For Illinois franchisees, the Illinois Franchise Disclosure Act stipulates that any provision requiring a waiver of compliance with the Act or any other Illinois law is void. Similarly, for New York franchisees, the agreement does not waive any rights conferred by the New York General Business Law. These provisions ensure that franchisees in these states retain their legal rights and protections under state laws, regardless of any statements or acknowledgments made during the franchise commencement.

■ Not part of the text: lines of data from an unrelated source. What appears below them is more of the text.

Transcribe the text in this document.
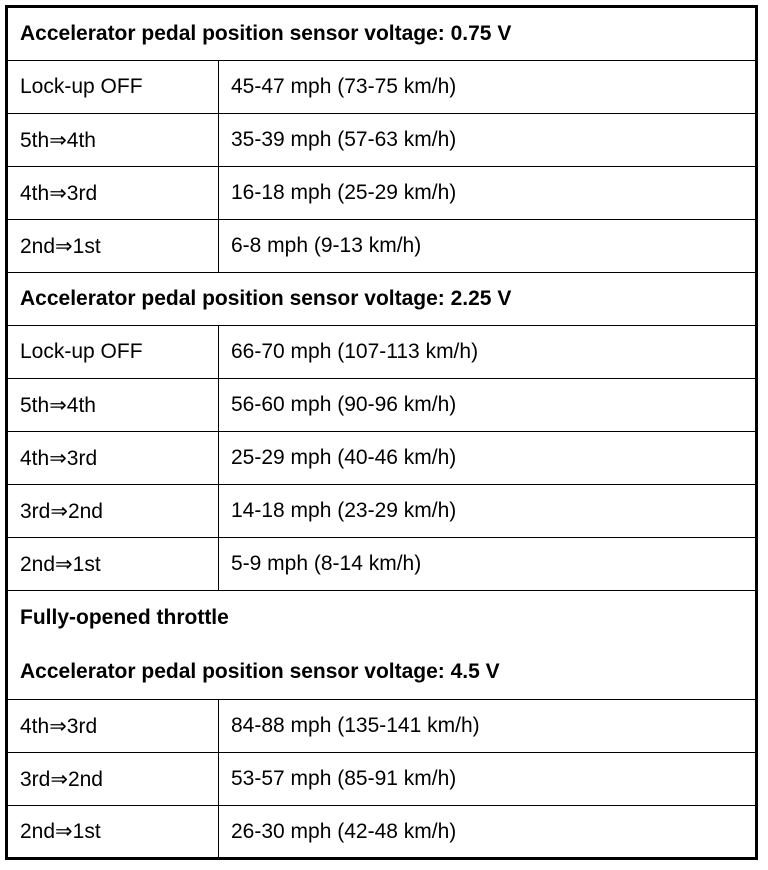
Accelerator pedal position sensor voltage: 0.75 V	
Lock-up OFF	45-47 mph (73-75 km/h)
5th⇒4th	35-39 mph (57-63 km/h)
4th⇒3rd	16-18 mph (25-29 km/h)
2nd⇒1st	6-8 mph (9-13 km/h)
Accelerator pedal position sensor voltage: 2.25 V	
Lock-up OFF	66-70 mph (107-113 km/h)
5th⇒4th	56-60 mph (90-96 km/h)
4th⇒3rd	25-29 mph (40-46 km/h)
3rd⇒2nd	14-18 mph (23-29 km/h)
2nd⇒1st	5-9 mph (8-14 km/h)

Fully-opened throttle
Accelerator pedal position sensor voltage: 4.5 V	

4th⇒3rd	84-88 mph (135-141 km/h)
3rd⇒2nd	53-57 mph (85-91 km/h)
2nd⇒1st	26-30 mph (42-48 km/h)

For North Dakota franchisees, any provision requiring the Franchise Agreement to be construed under the laws of another state or waiving the right to a jury trial is considered unfair and unjust under the North Dakota Franchise Investment Law. In Rhode Island, any provision restricting jurisdiction or venue to a forum outside the state or requiring the application of other state laws is void concerning claims enforceable under the Rhode Island Franchise Investment Act. Additionally, any general release as a condition of renewal, termination, or transfer is void concerning claims under the Rhode Island Franchise Investment Act. For Virginia franchisees, it is unlawful for Bee Organized to cancel a franchise without reasonable cause, as defined under the Virginia Retail Franchising Act.
Bee Organized's franchise agreement explicitly states that the franchisor can modify agreements with other franchisees in a non-uniform manner. This means that the terms and conditions of franchise agreements may vary among franchisees, and a franchisee cannot assume that their agreement will be substantially similar to others. This clause provides Bee Organized with the flexibility to tailor agreements to specific circumstances or franchisees, potentially leading to different obligations and benefits for different franchisees within the Bee Organized system. Franchisees should be aware that the franchisor has the discretion to offer different terms to other franchisees, which could impact their relative competitive positions or operational requirements.